Question

Question #32f3d

Answer 1

`P_ ("COCl"_2) = 4xx10^-6` `"atm"` (essentially `0`, but not exactly)

`P_"CO" = 0.124` `"atm"`

`P_ ("Cl"_2) = 0.124` `"atm"`

Explanation:

We're asked to find the equilibrium pressures of the three gaseous substances in a reaction at a certain temperature, given the `K_p` and the initial `"COCl"_2` pressure.

Let's first write the equilibrium constant expression for this reaction:

`K_p = ((P_"CO")(P_ ("Cl"_2)))/((P_ ("COCl"_2))) = 4.10xx10^3`

We can set up I.C.E. chart (in the form of neat bullet points), starting with the initial quantities:

Initial:

• `"COCl"_2`: `0.124` `"atm"`

• `"CO"`: `0`

• `"Cl"_2`: `0`

because only `"COCl"_2` is present initially.
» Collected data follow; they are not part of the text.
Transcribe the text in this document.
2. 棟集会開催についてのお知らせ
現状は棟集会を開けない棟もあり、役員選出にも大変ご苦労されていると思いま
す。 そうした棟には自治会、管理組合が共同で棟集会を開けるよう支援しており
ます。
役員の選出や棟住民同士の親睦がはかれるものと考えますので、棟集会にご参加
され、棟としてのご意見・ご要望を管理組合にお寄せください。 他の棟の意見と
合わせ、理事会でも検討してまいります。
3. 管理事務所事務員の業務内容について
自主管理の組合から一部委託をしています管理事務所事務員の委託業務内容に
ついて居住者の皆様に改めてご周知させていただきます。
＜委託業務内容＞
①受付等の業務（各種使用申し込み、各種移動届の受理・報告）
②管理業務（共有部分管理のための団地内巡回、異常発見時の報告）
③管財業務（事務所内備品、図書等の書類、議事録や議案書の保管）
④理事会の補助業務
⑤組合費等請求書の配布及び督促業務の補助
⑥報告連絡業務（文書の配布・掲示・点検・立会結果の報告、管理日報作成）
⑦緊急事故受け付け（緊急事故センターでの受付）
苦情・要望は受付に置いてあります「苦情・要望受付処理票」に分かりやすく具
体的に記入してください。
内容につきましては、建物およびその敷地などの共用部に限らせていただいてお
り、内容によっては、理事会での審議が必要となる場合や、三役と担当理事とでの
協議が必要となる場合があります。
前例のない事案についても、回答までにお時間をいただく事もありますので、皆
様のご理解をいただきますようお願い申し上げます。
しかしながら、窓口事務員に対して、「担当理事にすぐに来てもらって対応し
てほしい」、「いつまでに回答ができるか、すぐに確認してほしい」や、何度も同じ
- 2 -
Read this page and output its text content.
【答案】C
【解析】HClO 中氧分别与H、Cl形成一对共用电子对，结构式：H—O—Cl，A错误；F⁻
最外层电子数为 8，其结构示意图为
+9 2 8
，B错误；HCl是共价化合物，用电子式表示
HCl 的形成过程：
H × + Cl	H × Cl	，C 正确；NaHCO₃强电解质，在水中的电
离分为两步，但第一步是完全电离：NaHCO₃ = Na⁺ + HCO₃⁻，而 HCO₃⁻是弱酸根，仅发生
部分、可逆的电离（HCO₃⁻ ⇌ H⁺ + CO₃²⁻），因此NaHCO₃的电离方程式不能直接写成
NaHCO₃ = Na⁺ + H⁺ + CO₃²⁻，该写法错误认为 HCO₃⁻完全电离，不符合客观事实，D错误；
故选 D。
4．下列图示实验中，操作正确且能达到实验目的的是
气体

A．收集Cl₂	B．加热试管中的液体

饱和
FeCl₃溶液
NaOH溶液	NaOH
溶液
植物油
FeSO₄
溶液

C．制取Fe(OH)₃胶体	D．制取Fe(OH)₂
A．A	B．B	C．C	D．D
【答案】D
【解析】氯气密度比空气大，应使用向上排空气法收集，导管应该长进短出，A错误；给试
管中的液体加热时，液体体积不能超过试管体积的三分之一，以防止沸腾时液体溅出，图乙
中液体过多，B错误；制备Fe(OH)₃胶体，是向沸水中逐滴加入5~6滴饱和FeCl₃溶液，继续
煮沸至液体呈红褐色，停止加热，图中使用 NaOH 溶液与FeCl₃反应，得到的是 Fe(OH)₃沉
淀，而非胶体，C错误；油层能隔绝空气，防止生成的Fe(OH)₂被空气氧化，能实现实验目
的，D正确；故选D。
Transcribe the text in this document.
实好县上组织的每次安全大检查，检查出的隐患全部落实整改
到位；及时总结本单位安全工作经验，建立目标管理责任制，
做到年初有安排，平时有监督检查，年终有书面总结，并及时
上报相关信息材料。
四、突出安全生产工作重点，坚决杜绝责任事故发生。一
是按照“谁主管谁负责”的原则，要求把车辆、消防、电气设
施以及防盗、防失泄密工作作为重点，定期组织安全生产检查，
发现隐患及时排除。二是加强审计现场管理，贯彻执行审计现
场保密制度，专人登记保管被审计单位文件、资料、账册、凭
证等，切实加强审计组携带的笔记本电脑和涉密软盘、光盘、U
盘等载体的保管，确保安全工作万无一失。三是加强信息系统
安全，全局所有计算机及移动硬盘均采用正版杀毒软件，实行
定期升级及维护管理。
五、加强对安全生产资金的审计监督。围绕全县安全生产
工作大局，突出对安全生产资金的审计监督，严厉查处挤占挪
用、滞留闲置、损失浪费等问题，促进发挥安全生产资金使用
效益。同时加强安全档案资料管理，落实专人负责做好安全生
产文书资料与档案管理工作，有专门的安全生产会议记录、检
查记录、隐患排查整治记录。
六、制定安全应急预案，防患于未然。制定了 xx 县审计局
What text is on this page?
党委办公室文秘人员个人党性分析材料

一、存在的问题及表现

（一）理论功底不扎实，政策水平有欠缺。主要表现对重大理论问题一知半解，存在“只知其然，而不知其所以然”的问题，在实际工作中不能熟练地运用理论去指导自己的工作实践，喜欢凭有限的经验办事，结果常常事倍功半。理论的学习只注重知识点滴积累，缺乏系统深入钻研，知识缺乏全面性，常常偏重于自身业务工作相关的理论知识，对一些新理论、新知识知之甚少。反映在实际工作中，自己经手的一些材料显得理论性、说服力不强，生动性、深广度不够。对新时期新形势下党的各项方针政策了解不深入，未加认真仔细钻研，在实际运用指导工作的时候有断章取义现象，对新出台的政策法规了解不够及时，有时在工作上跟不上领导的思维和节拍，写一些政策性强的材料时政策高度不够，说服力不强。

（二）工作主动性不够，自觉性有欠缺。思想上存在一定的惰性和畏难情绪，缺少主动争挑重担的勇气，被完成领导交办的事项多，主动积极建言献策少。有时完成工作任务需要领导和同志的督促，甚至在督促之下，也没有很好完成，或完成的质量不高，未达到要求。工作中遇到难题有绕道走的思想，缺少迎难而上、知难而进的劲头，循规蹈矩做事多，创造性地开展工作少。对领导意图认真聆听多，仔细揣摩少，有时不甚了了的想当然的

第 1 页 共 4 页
According to the coefficients of the chemical equation, each species is in a `1:1` molar ratio, which means the change in pressures is

Change:

• `"COCl"_2`: `-x`

• `"CO"`: `+x`

• `"Cl"_2`: `+x`

Which means the final equilibrium pressures are

• `"COCl"_2`: `0.124-x` `"atm"`

• `"CO"`: `x` `"atm"`

• `"Cl"_2`: `x` `"atm"`

And we can plug these into our equilibrium-constant expression:

`K_p = ((x)(x))/((0.124-x)) = 4.10xx10^3`

Solving for `x`:

`x^2 = (4.10xx10^3)(0.124-x)`

`x^2 = 508.4 - 4100x`

`x^2 + 4100x - 508.4 = 0`

`x = (-4100 +-sqrt(4100^2 - 4(1)(508.4)))/(2(1))`

`= -4100.2`

`= 0.123996`

The obvious value to use is the one that is both positive and not extreme (`0.123996`)

The equilibrium partial pressures of each species is thus

• `"COCl"_2`: `0.124-(0.123996) = color(red)(4xx10^-6` `color(red)("atm"`

• `"CO"`: `color(blue)(0.124` `color(blue)("atm"`

• `"Cl"_2`: `color(green)(0.124` `color(green)("atm"`

Our results reflect the pressure equilibrium lying far to the right.